Retour de l’obscurité

par Michael D. Clark

Depeche Mode reviennent au sommet avec un style optimiste

Après 15 ans, les pionniers de la pop digitale, Depeche Mode, reviennent finalement avec un nouvel album, Playing The Angel.

Comment cela ? Depeche Mode ne sont jamais partis ? Le groupe a sorti trois albums studio, un album live et plusieurs compilations depuis 1990 ?

Je suis là pour vous dire que ce n’était pas Depeche Mode. Du moins pas les Depeche Mode qui ont apporté un son énervé – les rythmes digitalisés et la percussion de tapage sur des tuyaux – et le style androgyne du mouvement Nouveau Romantique du début des années 1980 en Grande Bretagne sur MTV et la radio américaine en 1984 avec le single de percée People Are People.

Les Depeche Mode des années 1990 n’étaient pas les Depeche Mode qui joueront au Toyota Center ce soir. Ces Depeche Mode ne sont pas ceux qu’on entend sur Playing The Angel, qui trouve le groupe créant les rapides chocs de brillance de dance électronique qui en a fait un phénomène international.

La “période perdue” de 15 ans a commencé après la sortie de Violator en 1990, un album qui a sécurisé le rôle de Depeche Mode comme un Duran Duran plus sombre. L’album était un énorme succès grâce aux tubes Personal Jesus et Enjoy The Silence.

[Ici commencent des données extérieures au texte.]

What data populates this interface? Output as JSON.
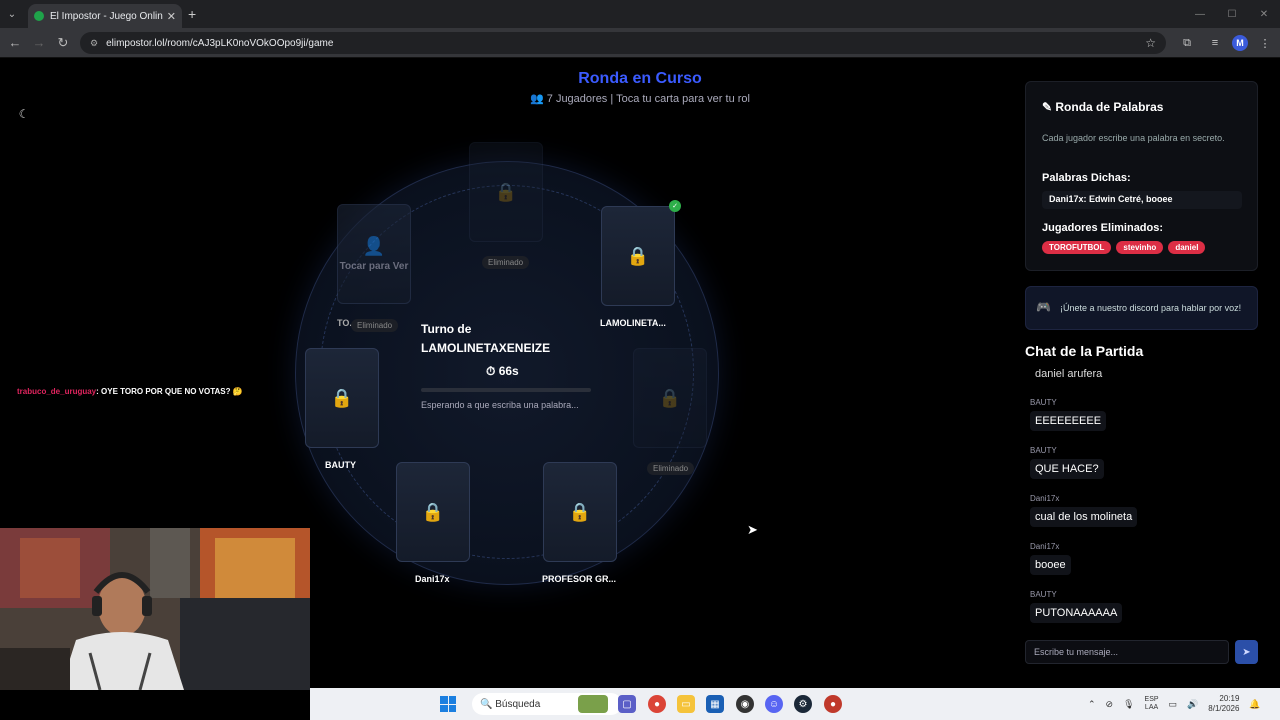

Mais au moment où le groupe avait fini de tourner l’album, il était épuisé ; le batteur de longue date Alan Wilder est parti.

Le groupe a essayé de se débarrasser des claviers sur Songs Of Faith And Devotion en 1993, mais la nouvelle ère de Depeche Mode n’a pas tenu. Les chants lugubres implorants et la pénitence audio de l’album était la bande son d’un groupe qui s’autodétruisait.

Le chanteur Dave Gahan a exposé son héroïnomanie au monde dans des chansons comme Walking In My Shoes. Il a essayé de se suicider en 1995 et a fait une overdose l’année suivante.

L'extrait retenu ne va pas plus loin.